Comparison of thraustochytrids Aurantiochytrium sp., Schizochytrium sp., Thraustochytrium sp., and Ulkenia sp. for production of biodiesel, long-chain omega-3 oils, and exopolysaccharide
Lee Chang, KJ and Nichols, CM and Blackburn, SI and Dunstan, GA and Koutoulis, A and Nichols, PD, Comparison of thraustochytrids Aurantiochytrium sp., Schizochytrium sp., Thraustochytrium sp., and Ulkenia sp. for production of biodiesel, long-chain omega-3 oils, and exopolysaccharide, Marine Biotechnology, 16, (4) pp. 396-411. ISSN 1436-2228 (2014) [Refereed Article]

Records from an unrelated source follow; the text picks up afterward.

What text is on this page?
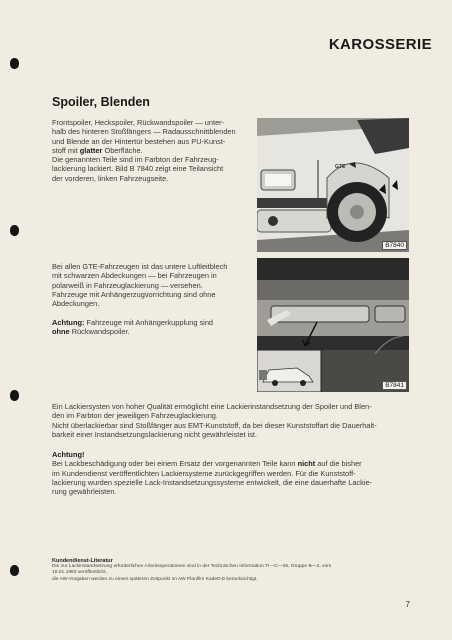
KAROSSERIE
Spoiler, Blenden

Frontspoiler, Heckspoiler, Rückwandspoiler — unter-
halb des hinteren Stoßfängers — Radausschnittblenden
und Blende an der Hintertür bestehen aus PU-Kunst-
stoff mit glatter Oberfläche.
Die genannten Teile sind im Farbton der Fahrzeug-
lackierung lackiert. Bild B 7840 zeigt eine Teilansicht
der vorderen, linken Fahrzeugseite.

Bei allen GTE-Fahrzeugen ist das untere Luftleitblech
mit schwarzen Abdeckungen — bei Fahrzeugen in
polarweiß in Fahrzeuglackierung — versehen.
Fahrzeuge mit Anhängerzugvorrichtung sind ohne
Abdeckungen.

Achtung: Fahrzeuge mit Anhängerkupplung sind
ohne Rückwandspoiler.

GTE
B7840
B7841

Ein Lackiersysten von hoher Qualität ermöglicht eine Lackierinstandsetzung der Spoiler und Blen-
den im Farbton der jeweiligen Fahrzeuglackierung.
Nicht überlackierbar sind Stoßfänger aus EMT-Kunststoff, da bei dieser Kunststoffart die Dauerhalt-
barkeit einer Instandsetzungslackierung nicht gewährleistet ist.

Achtung!
Bei Lackbeschädigung oder bei einem Ersatz der vorgenannten Teile kann nicht auf die bisher
im Kundendienst veröffentlichten Lackiersysteme zurückgegriffen werden. Für die Kunststoff-
lackierung wurden spezielle Lack-Instandsetzungssysteme entwickelt, die eine dauerhafte Lackie-
rung gewährleisten.

Kundendienst-Literatur
Die zur Lackinstandsetzung erforderlichen Arbeitsoperationen sind in der Technischen Information TI—C—36, Gruppe B—2, vom
10.01.1983 veröffentlicht,
die AW-Vorgaben werden zu einem späteren Zeitpunkt im AW Planfilm Kadett-D berücksichtigt.
7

Copyright 2014 Springer Science+Business Media New York
Heterotrophic growth of thraustochytrids has potential in coproducing biodiesel for transportation, as well as producing a feedstock for omega-3 long-chain (≥C20) polyunsaturated fatty acids (LC-PUFA), especially docosahexaenoic acid (DHA) for use in nutraceuticals. In this study, we compared eight new endemic Australian thraustochytrid strains from the genera Aurantiochytrium, Schizochytrium, Thraustochytrium, and Ulkenia for the synthesis of exopolysaccharide (EPS), in addition to biodiesel and LCPUFA. Aurantiochytrium sp. strains readily utilized glucose for biomass production, and increasing glucose from 2 to 4 % w/v of the culture medium resulted in increased biomass yield by an average factor of 1.7. Ulkenia sp. strain TC 010 and Thraustochytrium sp. strain TC 033 did not utilize glucose, while Schizochytrium sp. strain TC 002 utilized less than half the glucose available by day 14, and Thraustochytrium sp. strain TC 004 utilized glucose at 4 % w/v but not 2 % w/v of the culture suggesting a threshold requirement between these values. Across all strains, increasing glucose from 2 to 4 % w/v of the culture medium resulted in increased total fatty acid methyl ester content by an average factor of 1.9. Despite an increasing literature demonstrating the capacity of thraustochytrids for DHA synthesis, the production of EPS from these organisms is not well documented. A broad range of EPS yields was observed. The maximum yield of EPS was observed for Schizochytrium sp. strain TC 002 (299 mg/L). High biomass-producing strains that also have high lipid and high EPS yield may be better candidates for commercial production of biofuels and other coproducts.